Richard & Judy on Channel 4 were accused of encouraging viewers to enter the "You Say We Pay" segment after the winner had been picked. The competition was indefinitely suspended soon afterwards and was later cancelled permanently. Channel 4 Racing was also affected after a software glitch allowed callers to enter a competition even though the competition had ended.

ITV suspended all programmes involving premium rate phone-ins on 5 March 2007, including its quiz channel ITV Play. This was to allow independent auditor Deloitte to conduct a review of the fairness of revenue-generating phone-ins in programmes carried by ITV including Dancing on Ice and The X Factor. ITV Play was taken off the air during the review, but for a few days it ran a limited after midnight service for only four hours before on 13 March, ITV announced that ITV Play had been permanently closed down.

Five followed suit when they were alleged to have displayed the name of a fictional winner on BrainTeaser after they failed to find a genuine winner. Five was later fined £300,000 by Ofcom; the highest ever amount from the broadcasting watchdog.

The BBC was also affected by these scandals. Saturday Kitchen on BBC One were accused of encouraging viewers to phone in to a pre-recorded programme. On 14 March 2007 the BBC children's programme Blue Peter was revealed to have used a girl who was visiting the studio to pose as a caller live on the show. The BBC stated that a technical error prevented 14,000 callers from getting a chance to win in the competition. Konnie Huq apologised over the phone-in problem on the 14 March broadcast of the show.

On 20 March 2007 it was revealed that 11,500 votes for the Dancing on Ice final three days earlier on ITV were lost as they were not delivered to Vodafone until the following Monday morning. On 23 April 2007, a BBC Panorama investigation disclosed that callers to GMTV's phone-in competitions may have been defrauded out of millions of pounds, because the telephone system operator, Opera Interactive Technology, had determined the winners before the phone lines had closed.

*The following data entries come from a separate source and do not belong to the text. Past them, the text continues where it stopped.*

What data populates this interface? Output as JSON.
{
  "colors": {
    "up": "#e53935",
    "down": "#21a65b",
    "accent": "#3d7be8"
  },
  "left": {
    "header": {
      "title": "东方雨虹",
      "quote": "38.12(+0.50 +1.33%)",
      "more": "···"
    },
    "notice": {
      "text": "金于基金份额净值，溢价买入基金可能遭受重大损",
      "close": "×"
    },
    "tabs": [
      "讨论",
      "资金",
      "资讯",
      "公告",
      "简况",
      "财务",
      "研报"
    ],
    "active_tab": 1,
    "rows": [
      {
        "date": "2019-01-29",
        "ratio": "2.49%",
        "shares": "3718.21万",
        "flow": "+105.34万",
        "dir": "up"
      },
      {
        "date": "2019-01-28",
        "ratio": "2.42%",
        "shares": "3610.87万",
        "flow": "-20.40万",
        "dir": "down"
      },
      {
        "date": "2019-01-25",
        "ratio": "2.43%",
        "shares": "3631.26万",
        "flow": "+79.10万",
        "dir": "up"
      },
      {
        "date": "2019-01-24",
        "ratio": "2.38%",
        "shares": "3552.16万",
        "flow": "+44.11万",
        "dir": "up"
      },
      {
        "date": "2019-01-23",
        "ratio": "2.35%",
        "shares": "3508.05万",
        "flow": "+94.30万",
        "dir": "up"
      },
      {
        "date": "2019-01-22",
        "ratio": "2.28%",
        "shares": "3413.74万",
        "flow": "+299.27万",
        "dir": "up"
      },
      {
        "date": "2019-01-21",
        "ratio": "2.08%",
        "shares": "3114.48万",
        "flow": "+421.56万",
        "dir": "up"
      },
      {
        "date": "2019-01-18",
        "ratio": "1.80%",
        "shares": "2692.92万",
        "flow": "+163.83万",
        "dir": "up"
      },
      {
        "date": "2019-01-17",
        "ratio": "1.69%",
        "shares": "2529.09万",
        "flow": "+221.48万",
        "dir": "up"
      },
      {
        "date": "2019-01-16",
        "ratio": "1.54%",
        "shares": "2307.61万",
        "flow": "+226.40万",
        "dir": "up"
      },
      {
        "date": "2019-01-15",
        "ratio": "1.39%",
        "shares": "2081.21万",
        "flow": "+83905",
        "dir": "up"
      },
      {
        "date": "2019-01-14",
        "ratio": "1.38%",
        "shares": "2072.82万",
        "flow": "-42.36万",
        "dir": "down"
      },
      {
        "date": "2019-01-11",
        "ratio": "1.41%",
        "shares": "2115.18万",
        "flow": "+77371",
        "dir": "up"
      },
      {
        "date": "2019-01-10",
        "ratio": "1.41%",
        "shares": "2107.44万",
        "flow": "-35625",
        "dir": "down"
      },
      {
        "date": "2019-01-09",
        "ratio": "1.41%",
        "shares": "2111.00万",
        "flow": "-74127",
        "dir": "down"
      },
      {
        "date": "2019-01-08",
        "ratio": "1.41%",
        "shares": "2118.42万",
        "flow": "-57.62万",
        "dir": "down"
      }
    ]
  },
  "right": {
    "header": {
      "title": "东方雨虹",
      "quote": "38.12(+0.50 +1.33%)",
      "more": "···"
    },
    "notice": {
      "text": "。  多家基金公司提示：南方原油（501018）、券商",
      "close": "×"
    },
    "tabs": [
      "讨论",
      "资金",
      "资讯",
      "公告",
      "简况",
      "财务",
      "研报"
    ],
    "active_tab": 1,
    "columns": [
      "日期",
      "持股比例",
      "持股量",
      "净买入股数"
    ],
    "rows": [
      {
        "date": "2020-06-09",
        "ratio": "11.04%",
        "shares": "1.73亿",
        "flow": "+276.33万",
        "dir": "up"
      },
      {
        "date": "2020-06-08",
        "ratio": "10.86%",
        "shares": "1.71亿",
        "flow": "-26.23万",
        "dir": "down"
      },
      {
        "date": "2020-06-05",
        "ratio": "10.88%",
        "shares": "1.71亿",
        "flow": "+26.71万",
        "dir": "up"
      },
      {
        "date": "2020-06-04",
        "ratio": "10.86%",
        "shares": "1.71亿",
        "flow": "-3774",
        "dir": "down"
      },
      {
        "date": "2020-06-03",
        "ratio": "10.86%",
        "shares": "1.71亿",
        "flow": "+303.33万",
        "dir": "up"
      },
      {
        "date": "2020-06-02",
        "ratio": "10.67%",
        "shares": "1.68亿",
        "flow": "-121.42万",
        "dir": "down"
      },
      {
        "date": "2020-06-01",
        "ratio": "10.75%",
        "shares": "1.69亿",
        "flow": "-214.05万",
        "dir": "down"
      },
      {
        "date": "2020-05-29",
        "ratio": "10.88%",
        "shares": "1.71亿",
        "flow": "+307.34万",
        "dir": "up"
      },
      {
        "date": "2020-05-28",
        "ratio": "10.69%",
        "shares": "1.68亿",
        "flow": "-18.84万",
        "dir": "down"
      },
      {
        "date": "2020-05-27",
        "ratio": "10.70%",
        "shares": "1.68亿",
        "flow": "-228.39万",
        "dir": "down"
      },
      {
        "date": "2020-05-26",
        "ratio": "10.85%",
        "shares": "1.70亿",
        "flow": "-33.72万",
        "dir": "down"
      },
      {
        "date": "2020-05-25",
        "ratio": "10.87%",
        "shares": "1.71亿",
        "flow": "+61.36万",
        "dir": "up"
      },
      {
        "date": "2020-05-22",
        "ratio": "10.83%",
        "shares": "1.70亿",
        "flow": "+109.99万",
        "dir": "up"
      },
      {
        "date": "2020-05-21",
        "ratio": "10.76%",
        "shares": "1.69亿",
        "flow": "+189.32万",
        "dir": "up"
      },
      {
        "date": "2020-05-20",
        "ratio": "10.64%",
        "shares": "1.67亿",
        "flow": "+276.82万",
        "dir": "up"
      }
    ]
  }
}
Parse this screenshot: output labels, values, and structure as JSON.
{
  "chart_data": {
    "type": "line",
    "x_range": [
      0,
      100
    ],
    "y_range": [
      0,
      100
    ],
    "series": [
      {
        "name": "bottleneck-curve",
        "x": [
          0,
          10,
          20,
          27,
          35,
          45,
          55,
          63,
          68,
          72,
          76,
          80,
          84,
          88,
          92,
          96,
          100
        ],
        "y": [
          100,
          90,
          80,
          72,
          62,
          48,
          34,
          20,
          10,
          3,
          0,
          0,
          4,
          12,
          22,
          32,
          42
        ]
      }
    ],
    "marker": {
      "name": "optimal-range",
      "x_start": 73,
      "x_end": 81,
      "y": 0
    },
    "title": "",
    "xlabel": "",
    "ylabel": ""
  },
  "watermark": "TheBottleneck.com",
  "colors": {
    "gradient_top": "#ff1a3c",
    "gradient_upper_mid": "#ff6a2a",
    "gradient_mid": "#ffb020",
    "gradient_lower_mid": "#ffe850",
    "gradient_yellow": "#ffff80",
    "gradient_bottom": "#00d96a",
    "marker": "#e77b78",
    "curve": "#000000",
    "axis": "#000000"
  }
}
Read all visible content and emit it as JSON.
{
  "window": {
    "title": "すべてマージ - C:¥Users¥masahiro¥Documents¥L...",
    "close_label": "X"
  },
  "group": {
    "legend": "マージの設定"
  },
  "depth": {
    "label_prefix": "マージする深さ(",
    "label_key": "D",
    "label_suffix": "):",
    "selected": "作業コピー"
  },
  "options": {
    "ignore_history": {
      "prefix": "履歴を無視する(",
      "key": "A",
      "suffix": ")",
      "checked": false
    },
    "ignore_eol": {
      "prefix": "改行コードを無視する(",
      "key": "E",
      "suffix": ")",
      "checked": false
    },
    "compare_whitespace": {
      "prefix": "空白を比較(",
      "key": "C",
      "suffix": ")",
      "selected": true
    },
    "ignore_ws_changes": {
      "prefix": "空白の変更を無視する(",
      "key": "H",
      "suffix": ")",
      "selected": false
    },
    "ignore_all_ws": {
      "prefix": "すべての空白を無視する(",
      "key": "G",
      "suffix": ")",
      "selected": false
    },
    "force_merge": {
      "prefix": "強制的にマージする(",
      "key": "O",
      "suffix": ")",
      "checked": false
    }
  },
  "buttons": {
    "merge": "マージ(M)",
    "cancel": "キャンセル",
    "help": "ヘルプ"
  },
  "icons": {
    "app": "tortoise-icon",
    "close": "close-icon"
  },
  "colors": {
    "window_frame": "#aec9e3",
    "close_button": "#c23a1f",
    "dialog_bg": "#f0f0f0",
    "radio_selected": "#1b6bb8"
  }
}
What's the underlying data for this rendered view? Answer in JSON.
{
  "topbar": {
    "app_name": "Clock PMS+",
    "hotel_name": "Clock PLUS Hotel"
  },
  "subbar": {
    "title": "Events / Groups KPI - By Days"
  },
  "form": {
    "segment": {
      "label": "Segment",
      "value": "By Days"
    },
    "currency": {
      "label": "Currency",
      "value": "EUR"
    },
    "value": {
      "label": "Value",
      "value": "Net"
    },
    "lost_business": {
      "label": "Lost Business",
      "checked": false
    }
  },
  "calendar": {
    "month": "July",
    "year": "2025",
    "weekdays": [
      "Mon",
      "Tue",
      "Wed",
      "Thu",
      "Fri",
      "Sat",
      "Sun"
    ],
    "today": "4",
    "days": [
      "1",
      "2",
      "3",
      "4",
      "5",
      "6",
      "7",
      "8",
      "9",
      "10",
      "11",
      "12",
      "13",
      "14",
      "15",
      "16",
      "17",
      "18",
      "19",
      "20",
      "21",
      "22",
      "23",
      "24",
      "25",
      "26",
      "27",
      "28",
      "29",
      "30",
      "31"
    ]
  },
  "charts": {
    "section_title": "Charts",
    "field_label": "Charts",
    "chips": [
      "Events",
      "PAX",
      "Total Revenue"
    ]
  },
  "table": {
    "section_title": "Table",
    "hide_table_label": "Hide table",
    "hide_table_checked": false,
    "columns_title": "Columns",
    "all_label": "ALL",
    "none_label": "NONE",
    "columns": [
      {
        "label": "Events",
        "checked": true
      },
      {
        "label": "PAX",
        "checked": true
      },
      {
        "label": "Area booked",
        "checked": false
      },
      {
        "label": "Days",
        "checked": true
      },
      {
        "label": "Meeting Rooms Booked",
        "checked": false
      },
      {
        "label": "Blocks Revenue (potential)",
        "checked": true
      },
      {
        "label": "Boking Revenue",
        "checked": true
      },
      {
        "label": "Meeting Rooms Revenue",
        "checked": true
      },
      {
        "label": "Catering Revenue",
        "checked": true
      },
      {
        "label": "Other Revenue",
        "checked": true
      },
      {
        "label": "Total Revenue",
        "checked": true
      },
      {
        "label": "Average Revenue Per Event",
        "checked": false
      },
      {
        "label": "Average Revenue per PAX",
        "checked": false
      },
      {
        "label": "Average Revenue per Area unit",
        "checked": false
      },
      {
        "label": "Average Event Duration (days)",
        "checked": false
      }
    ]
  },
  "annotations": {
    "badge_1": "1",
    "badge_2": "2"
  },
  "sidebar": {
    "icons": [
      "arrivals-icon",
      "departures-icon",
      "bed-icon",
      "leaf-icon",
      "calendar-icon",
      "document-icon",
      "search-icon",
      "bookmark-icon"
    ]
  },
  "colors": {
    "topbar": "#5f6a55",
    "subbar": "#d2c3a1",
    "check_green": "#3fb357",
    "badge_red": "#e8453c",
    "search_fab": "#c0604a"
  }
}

GMTV responded by suspending the phone-in quizzes, but claimed that "it was confident it had not breached regulators' codes". Opera Interactive also denied any wrongdoing.

The BBC suspended all phone-in competitions indefinitely on 18 July 2007, after further revelations about faked competition winners, including incidents during the charity broadcasts Comic Relief and Children in Need.

Newspapers reported on 26 July 2007 that ITV's broadcast of the 2005 British Comedy Awards had also been conning viewers.